The core of the concept is the CubeSat standard for nanosatellites, low-cost- highly-miniaturized satellites which have been used extensively for experimentation in space. In the team’s approach, though, it doesn’t have quite so far to go: the CubeSats, built on a 3D printer in as little as 90 minutes, are lofted above the disaster zone on a balloon, communicating with the ground over a LoRa low-power long-range radio.

“Our solution enables communication over long distances, as well as providing a scalable system for a large number of users that is reusable anywhere and at any time,” claims Raúl Parada, a researcher at the CTTC and first author of the paper. “We chose [a] CubeSat as for communications in difficult environments due to its speed of deployment and functioning. It operates independently of current communication systems, which may be damaged during a disaster, and enables long-range communication.”

The team’s prototypes are based on the Semtech SX1278 LoRa transceiver, which can be connected to an antenna as simple as a length of metal ruler. The 1U CubeSat in which the transceiver is installed was 3D printed and fitted with a sensor package including a Bosch Sensortec BME280 environmental sensor, a TDK InvenSense MPU-9250 inertial measurement unit (IMU), a Hanwei MQ-135 air quality sensor, and a Roithner LaserTechnik GUVA-S12SD ultraviolet light sensor, all linked to an Arduino Nano microcontroller — with a GPS receiver added at a later date to make it easier to recover downed satellites.
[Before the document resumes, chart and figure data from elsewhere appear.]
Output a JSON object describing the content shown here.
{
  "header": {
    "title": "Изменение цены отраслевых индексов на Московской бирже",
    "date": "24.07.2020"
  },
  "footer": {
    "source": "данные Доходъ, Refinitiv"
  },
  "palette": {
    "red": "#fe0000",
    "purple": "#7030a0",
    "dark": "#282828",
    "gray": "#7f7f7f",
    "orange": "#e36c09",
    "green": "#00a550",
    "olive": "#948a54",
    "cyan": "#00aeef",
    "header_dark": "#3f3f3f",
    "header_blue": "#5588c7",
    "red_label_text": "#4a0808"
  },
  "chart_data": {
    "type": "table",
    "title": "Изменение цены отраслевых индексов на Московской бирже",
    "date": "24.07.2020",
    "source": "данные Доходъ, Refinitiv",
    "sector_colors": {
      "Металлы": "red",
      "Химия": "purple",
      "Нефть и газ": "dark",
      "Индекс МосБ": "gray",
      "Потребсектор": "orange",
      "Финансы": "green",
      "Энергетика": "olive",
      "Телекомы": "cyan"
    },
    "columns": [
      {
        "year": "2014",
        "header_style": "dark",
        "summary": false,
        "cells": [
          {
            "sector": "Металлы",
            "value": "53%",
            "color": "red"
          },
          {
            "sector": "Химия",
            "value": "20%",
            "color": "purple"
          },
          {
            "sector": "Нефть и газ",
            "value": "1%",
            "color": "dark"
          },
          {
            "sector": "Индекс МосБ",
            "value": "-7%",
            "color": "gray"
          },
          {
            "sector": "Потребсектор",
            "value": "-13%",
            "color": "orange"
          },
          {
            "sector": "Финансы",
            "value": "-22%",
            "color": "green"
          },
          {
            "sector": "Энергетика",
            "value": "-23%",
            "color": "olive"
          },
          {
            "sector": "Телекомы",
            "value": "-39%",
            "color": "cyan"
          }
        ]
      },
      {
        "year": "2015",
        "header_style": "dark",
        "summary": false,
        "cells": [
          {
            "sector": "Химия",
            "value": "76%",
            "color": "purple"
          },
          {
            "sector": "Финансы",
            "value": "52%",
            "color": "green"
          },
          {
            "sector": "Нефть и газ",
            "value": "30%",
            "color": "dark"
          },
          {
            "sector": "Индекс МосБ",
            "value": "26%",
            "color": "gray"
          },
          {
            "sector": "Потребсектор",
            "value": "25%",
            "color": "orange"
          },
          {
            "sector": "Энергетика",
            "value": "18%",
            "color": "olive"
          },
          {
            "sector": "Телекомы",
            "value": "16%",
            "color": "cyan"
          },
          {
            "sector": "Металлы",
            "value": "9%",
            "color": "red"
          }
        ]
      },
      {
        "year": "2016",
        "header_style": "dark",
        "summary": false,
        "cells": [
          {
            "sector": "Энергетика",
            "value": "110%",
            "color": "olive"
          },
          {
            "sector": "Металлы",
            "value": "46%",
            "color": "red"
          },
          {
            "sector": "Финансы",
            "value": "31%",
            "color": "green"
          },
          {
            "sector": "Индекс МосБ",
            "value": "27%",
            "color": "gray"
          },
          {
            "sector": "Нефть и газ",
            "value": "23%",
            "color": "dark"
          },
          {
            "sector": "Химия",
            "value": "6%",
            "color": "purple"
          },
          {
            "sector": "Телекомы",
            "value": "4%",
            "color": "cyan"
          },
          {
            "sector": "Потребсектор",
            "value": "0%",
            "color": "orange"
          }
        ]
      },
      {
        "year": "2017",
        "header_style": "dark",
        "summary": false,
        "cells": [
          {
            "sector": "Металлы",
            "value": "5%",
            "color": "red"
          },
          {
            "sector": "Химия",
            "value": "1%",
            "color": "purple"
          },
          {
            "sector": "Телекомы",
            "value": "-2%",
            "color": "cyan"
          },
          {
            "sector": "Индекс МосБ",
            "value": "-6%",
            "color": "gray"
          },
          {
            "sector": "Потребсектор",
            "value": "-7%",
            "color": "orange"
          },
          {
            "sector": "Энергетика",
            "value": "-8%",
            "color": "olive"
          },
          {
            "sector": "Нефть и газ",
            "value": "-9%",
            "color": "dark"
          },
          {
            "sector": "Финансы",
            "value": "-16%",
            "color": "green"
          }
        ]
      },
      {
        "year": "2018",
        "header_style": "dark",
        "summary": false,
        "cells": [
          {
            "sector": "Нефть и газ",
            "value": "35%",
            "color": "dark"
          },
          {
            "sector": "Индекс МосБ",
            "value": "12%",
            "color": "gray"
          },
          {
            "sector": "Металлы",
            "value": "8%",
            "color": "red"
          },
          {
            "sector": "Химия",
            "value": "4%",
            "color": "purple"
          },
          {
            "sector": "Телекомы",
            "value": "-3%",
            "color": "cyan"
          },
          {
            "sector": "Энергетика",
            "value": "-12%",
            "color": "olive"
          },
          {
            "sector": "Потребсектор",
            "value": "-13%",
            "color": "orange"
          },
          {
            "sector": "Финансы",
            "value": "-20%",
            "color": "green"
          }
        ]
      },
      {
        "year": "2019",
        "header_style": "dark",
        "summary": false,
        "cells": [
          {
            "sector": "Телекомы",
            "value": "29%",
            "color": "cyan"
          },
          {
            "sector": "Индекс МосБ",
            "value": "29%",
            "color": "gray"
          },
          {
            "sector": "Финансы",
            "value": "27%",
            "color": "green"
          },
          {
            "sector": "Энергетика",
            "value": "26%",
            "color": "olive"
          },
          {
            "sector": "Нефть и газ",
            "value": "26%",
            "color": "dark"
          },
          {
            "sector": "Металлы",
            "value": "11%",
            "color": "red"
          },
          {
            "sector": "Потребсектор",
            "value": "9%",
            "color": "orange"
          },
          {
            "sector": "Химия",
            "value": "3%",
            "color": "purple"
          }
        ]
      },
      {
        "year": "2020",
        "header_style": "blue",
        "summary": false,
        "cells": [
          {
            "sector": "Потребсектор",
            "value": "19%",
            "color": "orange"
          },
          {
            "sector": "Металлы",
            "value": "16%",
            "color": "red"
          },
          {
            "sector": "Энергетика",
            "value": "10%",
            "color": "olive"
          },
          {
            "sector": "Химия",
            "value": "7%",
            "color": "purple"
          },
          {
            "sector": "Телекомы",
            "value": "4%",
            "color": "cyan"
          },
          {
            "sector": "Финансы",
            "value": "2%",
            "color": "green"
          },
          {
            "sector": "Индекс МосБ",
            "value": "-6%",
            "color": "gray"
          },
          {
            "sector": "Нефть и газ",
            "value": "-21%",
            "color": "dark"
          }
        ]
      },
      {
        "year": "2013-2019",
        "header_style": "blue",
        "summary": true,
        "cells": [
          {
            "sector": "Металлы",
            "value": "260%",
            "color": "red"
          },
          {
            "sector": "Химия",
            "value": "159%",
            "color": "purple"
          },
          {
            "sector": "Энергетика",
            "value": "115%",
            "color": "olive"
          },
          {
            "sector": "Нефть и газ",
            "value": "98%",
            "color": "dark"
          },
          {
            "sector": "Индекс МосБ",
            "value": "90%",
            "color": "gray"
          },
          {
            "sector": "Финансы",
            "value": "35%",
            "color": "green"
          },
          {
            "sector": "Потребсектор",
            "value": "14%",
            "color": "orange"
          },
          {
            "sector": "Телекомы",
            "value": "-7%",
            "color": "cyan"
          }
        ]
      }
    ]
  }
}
“Our solution is designed to provide a rapid service in complex scenarios, and as such we have prioritized its ease of deployment over its use as a telecommunications solution in normal situations, where other infrastructures would be more suitable,” Monzo concludes. “The next step is to work on the services that could be included in this type of infrastructure, minimizing deployment times and ensuring it can be used in a wide range of situations.”

The team’s work has been published in the journal Aerospace under open-access terms.

Now Hackaday’s Dan Maloney reports on a Ham who used a can of “ham” to make a pretty effective 70cm “cantenna”. If you’d have asked us for odds on whether you could successfully turn a canned ham into an amateur radio antenna, we’d have declined the offer. Now, having seen [Ben Eadie (VE6SFX)]’s “hamtenna” project, we’d look at just about any “Will it antenna?” project with a lot less scepticism than before.

To be painfully and somewhat unnecessarily clear about [Ben]’s antenna, the meat-like product itself is not included in the build, although he did use it as sustenance. Rather, it was the emptied and cleaned metal can that was the chief component of the build, along with a few 3D printed standoffs and the usual feedline and connectors. This is a slot antenna; a design [Ben] recently experimented with by applying copper foil tape to his car’s sunroof. This time around, the slot was formed by separating the top and bottom of the can using the standoffs and electrically connecting them with a strip of copper tape.

Connected to a stub of coax and a BNC connector, a quick scan with a NanoVNA showed a fantastic 1.26:1 SWR in the centre of the 70-cm ham band, and a nearly flat response all the way across the band. Results may vary depending on the size of canned ham you sacrifice for this project; [Ben]’s can measured just about 35 cm around, a happy half-wavelength coincidence. And it actually worked in field tests — he was able to hit a local repeater and got good signal reports. All that and a ham sandwich? Not too shabby.

This is Dave Reece ZS1DFR reporting for HAMNET in South Africa.